Em Cachoeirinha existem cinco escola indígenas, uma delas atua como escola “polo”,
localizada na aldeia Sede, e que têm cinco “extensões” nos demais setores. As escolas dos setores
são subordinadas administrativamente à escola polo. Andrey indica que a história da escola indígena
insere-se em processos políticos locais e nacionais. Nesses processos, a vinculação da educação
indígena passou da FUNAI para a prefeitura, e que demonstram a ação de Sabino Albuquerque
através de alianças com os poderes locais. Portanto, a construção da escola indígena remete a
iniciativas dos caciques e a adoção dessas propostas pela prefeitura se deu através de diálogos e
negociações entre as lideranças indígenas, a APROTEM (associação dos professores indígenas
Terena de Miranda) e a prefeita Beth Almeida.
Por outro lado, o espaço da escola também seria um campo de disputa política dentro da
aldeia: A disputa pelo cargo da diretoria da escola. Entretanto, as lutas políticas locais também
reivindicavam a autonomia administrativa e pedagógica da escola, pois o que se constatou, a partir
das narrativas dos professores sobre a história da escola, foi que essa autonomia era pouco
respeitada.
A co-gestão da escola no nível local é marcada por relações de poder dentro da escola
enquanto espaço de trabalho, pois “[...] o status ocupado pelo professor indígena dentro das relações
de trabalho se coloca como um instrumento de poder de grupos políticos locais.” (FERREIRA,
2007: 344). Assim, os casos das escolas indígenas mostram uma estreita relação entre trabalho e
política. Ser professor contratado abre alguns espaços na política, mas indica também um certo
posicionamento estratégico dentro da aldeia, assim, essa posição de poder coloca o “índio” que a
ocupa numa posição de “conciliador” de interesses (dos seus patrões e do grupo indígena).

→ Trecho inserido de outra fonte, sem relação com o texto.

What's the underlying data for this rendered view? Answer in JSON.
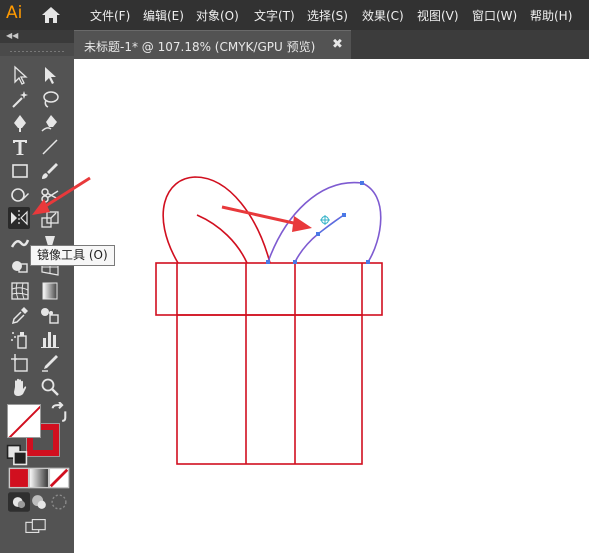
{
  "app": {
    "logo_text": "Ai",
    "menu": [
      "文件(F)",
      "编辑(E)",
      "对象(O)",
      "文字(T)",
      "选择(S)",
      "效果(C)",
      "视图(V)",
      "窗口(W)",
      "帮助(H)"
    ]
  },
  "document_tab": {
    "title": "未标题-1* @ 107.18% (CMYK/GPU 预览)",
    "close_glyph": "✖"
  },
  "tooltip": {
    "text": "镜像工具 (O)"
  },
  "tools": [
    "selection-tool",
    "direct-selection-tool",
    "magic-wand-tool",
    "lasso-tool",
    "pen-tool",
    "curvature-tool",
    "type-tool",
    "line-segment-tool",
    "rectangle-tool",
    "paintbrush-tool",
    "shaper-tool",
    "scissors-tool",
    "reflect-tool",
    "scale-tool",
    "width-tool",
    "free-transform-tool",
    "shape-builder-tool",
    "perspective-grid-tool",
    "mesh-tool",
    "gradient-tool",
    "eyedropper-tool",
    "blend-tool",
    "symbol-sprayer-tool",
    "column-graph-tool",
    "artboard-tool",
    "slice-tool",
    "hand-tool",
    "zoom-tool"
  ],
  "colors": {
    "accent_logo": "#ff9a00",
    "stroke_red": "#d10f1f",
    "selected_path": "#7e5bd1",
    "anchor_blue": "#4a78e6",
    "arrow_red": "#e8393b"
  },
  "swatches": {
    "fill": "none",
    "stroke": "#d10f1f"
  }
}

Dessa forma, a co-gestão e a ocupação do espaço da escola por parte dos indígenas
demonstram a concentração (e a disputa) de poderes individuais e faccionais. A experiência da co-
gestão na escola indígena reativou os conflitos e mudanças no ciclo de poder dentro dessas
instituições no que tange a ocupação do cargo da direção da escola, expressando assim, as lutas
faccionais pelo poder e também processos políticos de colaboração/conflito entre as facções
indígenas, as elites locais e o CTI, processos esses marcados por clientelismo.
Finalmente, Andrey ainda analisa as repercussões das formas de resistência indígena que
retroalimentam o faccionalismo Terena como tendência (des)centralizadora. Essas formas de
resistência seriam três casos que aconteceram entre 2003-2006: A luta contra o cacique-chefe; a
cisão na aldeia Argola e a retomada de uma fazenda realizada pelos indígenas.
O primeiro caso expressa a luta das lideranças dos setores contra o cacique-geral,
especificamente na aldeia Argorla, onde a vontade de autonomia era mais persistente do que a
tentativa de centralização por parte do cacique-geral, que representava o (ab)uso monopólico dos
bens coletivos da comunidade e do poder político. A articulação dos caciques locais contra o
cacique-geral reivindicava a autonomia de cada um dos setores para a gestão dessas respectivas
aldeias, no entanto, essas reivindicações apelavam para um poder centralizador, a FUNAI, como
uma intervenção verticalizada sobre Cachoeirinha.
O segundo caso se refere às lutas internas na aldeia Argola pela retirada do cacique João
Candelário. Esses conflitos políticos foram estabelecidos pela vitória de uma facção nas eleições
para o cargo do cacique. Essa vitória evidenciava o monopólio político e dos bens materiais e
reativa as lutas faccionais pelo poder do cacique. Todas essas lutas faccionais culminariam na cisão
da aldeia Argola e no deslocamento de muitas famílias para o “acampamento” na fazenda Santa
Tereza.
Em seguida, o terceiro caso é a ocupação da fazenda Santa Tereza, processo que se iniciou
com a cisão de Argola, dando abertura a novos processos de territorialização, que culminaram na
“retomada” da fazenda Santa Tereza (retomada por que eram terras indígenas tradicionais) e na
formação de uma nova aldeia dentro de Cachoeirinha. Ainda mais, o movimento de ocupação e de
luta política pela “retomada” adquiriu grandes repercussões no nível local e regional, repercussões
essas que se referiam ao “reavivamento” da resistência indígena.